The new bill is an attempt by Senate Majority Leader Mitch McConnell to win over moderates and conservatives against the original Senate bill released on June 22.

Because all Democrats oppose replacing the Affordable Care Act, known as Obamacare, Republicans can only lose two of their 52 votes. But at least nine Senate Republicans -- including conservatives and moderates -- have publicly opposed the original version of the bill, according to CBS News.

The new bill includes a controversial amendment from conservative Sen. Ted Cruz of Texas that allows the sale of cheap, deregulated insurance plans as long as Obamacare-compliant plans are still sold. A conservative aide told Politico it is a "good step forward but there's a lot more work to do."

A leading health insurance lobbying group says the bare-bones plans would lead to higher premiums for sick people interested in buying less coverage than they need.

The bill also includes $70 billion more than the first draft of $112 billion for state-based health care initiatives to drive down premiums. This includes $45 billion for fighting drug addiction.

The legislation also allows people to pay for insurance with pre-tax money.

In addition, the proposal will give states new flexibility on Medicaid funding if a public health emergency takes place.

Retained would be two taxes on the wealthy under Obamacare: a 3.8 percent net investment tax and a 0.9 percent payroll tax that helps finance Medicare to individuals with incomes above $200,000 and married couples making more than $250,000. That would save them about $172 billion over the next decade.

Sen. Rand Paul of Kentucky said including the Cruz proposal would not be enough to get his support. He wants more of Obamacare to be thrown out.

"If you vote 'no' on this bill, it essentially is a vote for Obamacare because that's what we're going to be left with," Texas Sen. John Cornyn, the majority whip, said on Fox News on Thursday morning. "If Sen. Paul can show me 49 other votes for his bill, then I would be all for it. But, unfortunately, the practicality is we have to pass a bill."

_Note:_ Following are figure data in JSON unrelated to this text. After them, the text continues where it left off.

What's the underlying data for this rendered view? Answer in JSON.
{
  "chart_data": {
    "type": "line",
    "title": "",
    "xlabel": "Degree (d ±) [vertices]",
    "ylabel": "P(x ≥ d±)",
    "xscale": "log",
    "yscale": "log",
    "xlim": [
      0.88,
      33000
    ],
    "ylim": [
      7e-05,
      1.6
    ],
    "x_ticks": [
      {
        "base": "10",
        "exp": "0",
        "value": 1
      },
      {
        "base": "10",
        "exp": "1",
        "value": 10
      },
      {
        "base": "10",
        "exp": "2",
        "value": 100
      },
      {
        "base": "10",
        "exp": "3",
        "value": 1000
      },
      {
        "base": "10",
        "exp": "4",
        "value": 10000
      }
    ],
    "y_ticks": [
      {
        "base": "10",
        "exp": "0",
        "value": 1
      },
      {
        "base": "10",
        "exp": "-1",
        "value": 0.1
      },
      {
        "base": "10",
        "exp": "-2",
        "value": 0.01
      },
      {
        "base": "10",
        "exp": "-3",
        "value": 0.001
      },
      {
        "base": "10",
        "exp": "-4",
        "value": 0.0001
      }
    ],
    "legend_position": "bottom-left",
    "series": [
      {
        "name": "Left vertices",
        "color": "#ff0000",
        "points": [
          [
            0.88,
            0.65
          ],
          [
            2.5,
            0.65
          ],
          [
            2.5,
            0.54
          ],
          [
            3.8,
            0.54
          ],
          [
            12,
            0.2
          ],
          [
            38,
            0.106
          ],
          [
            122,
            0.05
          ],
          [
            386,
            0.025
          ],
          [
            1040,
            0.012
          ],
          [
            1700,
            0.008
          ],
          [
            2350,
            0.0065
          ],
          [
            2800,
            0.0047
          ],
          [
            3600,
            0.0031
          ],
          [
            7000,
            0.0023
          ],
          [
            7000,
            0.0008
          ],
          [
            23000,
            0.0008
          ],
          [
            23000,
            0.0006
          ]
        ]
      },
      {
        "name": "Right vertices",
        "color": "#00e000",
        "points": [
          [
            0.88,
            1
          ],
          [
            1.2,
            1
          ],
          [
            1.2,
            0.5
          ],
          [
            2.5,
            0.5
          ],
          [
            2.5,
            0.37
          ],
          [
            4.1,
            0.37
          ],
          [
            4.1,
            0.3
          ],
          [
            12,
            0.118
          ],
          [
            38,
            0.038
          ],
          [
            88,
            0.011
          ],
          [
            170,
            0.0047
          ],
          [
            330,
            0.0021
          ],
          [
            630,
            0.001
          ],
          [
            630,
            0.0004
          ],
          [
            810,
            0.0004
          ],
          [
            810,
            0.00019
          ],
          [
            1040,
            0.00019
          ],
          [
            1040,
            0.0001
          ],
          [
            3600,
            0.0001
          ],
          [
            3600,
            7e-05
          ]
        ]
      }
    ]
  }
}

Several moderates, including Sens. Susan Collins of Maine and Lisa Murkowski of Alaska, are concerned that the bill would hurt people with pre-existing conditions and others who got coverage under Obamacare. They are worried about spending reductions to Medicaid for low-income families, people with disabilities and seniors.

On June 26, the Congressional Budget Office said 22 million more people will be uninsured by 2026 under the Senate's first attempt to replace the ACA, the Better Care Reconciliation Act. In the American Health Care Act approved by the U.S. House, the figure is 23 million.

The new bill was sent to the Congressional Budget Office for analysis and a score. The analysis for the rest of the draft is expected Monday.

Murkowski, one of the moderates opposed to the original bill, told CNN she was unhappy that reporters saw a summary distributed to lobbyists before she had seen the bill.

"I think that as a courtesy to those of us who are actually making the decisions that we would actually have an opportunity to see it first," she added.

On Tuesday, McConnell announced the annual August recess will be delayed three weeks to deal with healthcare, taxes, the budget and presidential nominations.

Sens. Lindsey Graham of South Carolina and Bill Cassidy of Louisiana are working on an alternative approach to replacing Obamacare. They want to send the extra taxes on the wealthy to the states to control.

Like the revised plan, their proposal would scrap the financial penalty for individuals who don't comply with the mandate to have insurance and for employers to provide affordable coverage.